Per le emergenze, il governo italiano ha a disposizione il Fondo per le emergenze nazionali del MEF con 234 milioni di euro messi a disposizione per la gestione della prima emergenza, parte della quale ancora usata per la ricostruzione de L’Aquila.
Il 25 agosto, il giorno dopo il primo terremoto, furono stanziati 50 milioni per le prime operazioni post terremoto. Con il decreto terremoto (numero 189 del 17 ottobre) contenente gli “interventi urgenti in favore delle popolazioni colpite dal sisma del 24 agosto 2016”, i fondi sono previsti fino al 2022 per un totale di 536 milioni di euro, di cui 266 per il 2016, comprensivi del mancato gettito per le tasse sospese ai cittadini delle zone terremotate. Il 27 ottobre, dopo la scossa che ha devastato Umbria e Marche, il CdM ha destinato altri 40 milioni per gli interventi d’emergenza.
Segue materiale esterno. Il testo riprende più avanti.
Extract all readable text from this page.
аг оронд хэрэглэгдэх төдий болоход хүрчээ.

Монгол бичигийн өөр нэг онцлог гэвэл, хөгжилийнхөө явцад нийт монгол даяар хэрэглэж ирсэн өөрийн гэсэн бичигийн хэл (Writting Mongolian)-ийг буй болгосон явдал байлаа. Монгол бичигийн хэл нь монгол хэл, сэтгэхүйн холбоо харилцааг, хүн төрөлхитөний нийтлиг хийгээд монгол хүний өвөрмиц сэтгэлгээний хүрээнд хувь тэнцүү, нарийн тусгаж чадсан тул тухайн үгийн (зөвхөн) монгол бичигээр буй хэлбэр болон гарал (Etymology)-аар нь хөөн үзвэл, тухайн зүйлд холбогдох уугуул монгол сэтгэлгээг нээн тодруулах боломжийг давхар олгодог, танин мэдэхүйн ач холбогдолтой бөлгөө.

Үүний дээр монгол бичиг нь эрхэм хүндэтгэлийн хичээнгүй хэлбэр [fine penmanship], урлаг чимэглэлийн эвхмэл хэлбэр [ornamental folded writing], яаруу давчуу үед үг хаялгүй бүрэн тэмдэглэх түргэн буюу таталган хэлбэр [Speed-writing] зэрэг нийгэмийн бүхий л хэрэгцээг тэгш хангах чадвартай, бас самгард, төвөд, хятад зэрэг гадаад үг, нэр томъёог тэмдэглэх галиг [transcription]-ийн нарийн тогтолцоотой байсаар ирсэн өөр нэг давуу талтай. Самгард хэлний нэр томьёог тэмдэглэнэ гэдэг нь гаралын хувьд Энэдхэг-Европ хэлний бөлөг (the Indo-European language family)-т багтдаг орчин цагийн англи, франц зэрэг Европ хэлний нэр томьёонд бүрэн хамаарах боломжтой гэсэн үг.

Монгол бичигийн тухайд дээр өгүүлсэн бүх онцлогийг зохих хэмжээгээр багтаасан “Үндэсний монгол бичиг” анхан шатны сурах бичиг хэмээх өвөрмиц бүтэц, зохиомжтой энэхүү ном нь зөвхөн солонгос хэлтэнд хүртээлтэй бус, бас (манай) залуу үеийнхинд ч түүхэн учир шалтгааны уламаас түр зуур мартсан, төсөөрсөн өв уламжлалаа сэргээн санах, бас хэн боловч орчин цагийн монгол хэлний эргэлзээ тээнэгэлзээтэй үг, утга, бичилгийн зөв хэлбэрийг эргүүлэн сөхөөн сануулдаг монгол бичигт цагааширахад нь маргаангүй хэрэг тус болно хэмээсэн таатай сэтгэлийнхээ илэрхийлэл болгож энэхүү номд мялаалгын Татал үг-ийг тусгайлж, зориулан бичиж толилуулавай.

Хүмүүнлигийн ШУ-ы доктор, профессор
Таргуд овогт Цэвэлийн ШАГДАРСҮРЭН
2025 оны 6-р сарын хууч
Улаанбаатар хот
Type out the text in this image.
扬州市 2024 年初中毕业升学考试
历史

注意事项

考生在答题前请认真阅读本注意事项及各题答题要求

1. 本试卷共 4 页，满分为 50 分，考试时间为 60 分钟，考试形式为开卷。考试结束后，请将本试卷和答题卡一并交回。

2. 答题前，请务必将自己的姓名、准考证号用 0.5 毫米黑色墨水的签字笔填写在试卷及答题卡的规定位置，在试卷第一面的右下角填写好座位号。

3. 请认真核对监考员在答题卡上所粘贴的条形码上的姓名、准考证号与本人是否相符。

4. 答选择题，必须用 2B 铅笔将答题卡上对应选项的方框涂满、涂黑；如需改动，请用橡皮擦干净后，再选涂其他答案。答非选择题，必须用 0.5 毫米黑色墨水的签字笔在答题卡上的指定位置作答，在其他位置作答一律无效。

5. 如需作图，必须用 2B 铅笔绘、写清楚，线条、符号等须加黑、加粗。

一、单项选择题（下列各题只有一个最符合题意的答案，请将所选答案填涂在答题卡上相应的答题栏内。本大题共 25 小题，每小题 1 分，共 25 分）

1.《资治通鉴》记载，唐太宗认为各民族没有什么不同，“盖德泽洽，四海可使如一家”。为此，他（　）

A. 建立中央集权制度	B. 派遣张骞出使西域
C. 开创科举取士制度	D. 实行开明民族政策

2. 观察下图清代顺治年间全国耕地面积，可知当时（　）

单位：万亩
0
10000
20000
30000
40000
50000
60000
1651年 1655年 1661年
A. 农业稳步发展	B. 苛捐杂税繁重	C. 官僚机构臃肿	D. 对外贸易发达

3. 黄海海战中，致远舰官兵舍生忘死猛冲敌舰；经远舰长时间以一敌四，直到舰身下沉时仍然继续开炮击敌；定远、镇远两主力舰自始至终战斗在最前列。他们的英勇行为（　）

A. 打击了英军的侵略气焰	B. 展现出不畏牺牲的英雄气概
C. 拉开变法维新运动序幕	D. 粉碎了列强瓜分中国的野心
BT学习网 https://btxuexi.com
Poi c’è il capitolo della ricostruzione per cui sono previste risorse per oltre 7 miliardi di euro dal 2017 al 2047: per avere a disposizione quei soldi, il governo ha già detto alla Commissione europea che farà più debito e che userà gli stessi fondi europei, il Fondo di solidarietà (nato per l’emergenza) e il Fondo per lo sviluppo e la coesione che è strutturale. Per tutta risposta, da Bruxelles è arrivata la lettera in cui si chiede all’Italia un’ulteriore manovra da 3,4 miliardi per rientrare nel contenimento del debito. Da qui, il viaggio del premier Paolo Gentiloni e l’incontro a Davos tra il ministro Pier Carlo Padoan e il Commissario Pierre Moscovici per chiedere il rispetto degli accordi (l’UE aveva detto sì allo scorporo delle spese per il sisma e la gestione immigrati).
Rimane il solito problema: per usare soldi pubblici bisogna aver a che fare con la burocrazia e con enti pubblici di diversi livelli (Comune, Provincia, Regione e Stato, solo per citare i principali) che non dialogano tra di loro e che hanno spesso le mani legate da virgole e cavilli.